For both, a version with camera motion is also provided. Each also contains a list folder with subfolder for each task setup (localize, actions_order_uniq for compositional, and actions_present for atomic). The localize task also has a 4x4 and 8x8 setting which were used for ablating the grid sizes. Each of those subfolders have a train.txt and val.txt files, which are formatted as video_id, class(es).

Direct Links

Here are the direct links to the large ZIP files, which should make it easier to download on headless servers.

This data is also available on baidu (code: d9nk) for faster access in Mainland China, thanks to ruiyan1995.

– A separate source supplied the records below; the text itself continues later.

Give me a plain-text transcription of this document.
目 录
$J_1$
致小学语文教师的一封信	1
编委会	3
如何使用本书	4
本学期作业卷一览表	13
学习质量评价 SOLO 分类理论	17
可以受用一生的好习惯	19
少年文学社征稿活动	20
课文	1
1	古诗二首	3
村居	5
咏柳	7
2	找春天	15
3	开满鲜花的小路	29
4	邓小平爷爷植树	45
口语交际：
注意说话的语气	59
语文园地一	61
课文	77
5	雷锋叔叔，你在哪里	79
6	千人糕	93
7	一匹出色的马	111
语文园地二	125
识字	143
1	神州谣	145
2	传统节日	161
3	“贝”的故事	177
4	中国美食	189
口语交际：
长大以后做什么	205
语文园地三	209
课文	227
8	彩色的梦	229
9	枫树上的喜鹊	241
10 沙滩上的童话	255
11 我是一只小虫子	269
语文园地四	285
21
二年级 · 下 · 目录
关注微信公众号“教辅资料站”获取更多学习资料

If you'd like to regenerate CATER or generate it with some modifications, please read on.

Requirements

  1. All CLEVR requirements (eg, Blender: the code was tested with v2.79b).
  2. This code was tested on CentOS 7. However, since not all dependencies were available locally in my machine, I ran it using in a singularity VM. Here's the VM spec that was used in the following code. If you need it, download and set the path in launch.py.
  3. GPU: This code was tested with TITAN-X GPUs, though it should be compatible with most NVIDIA GPUs. By default it will use all the GPUs on the machine.

Generating videos

Run python launch.py to start generating. Please read through the launch script to change any settings, paths etc. The command line options should also be easy to follow from the script. If using singularity, you'll need to set a data mount dir, and store videos w.r.t that path.

Generating labels

You can use the gen_train_test.py script to generate labels for the dataset for each of the tasks. Change the parameters on the top of the file, and run it.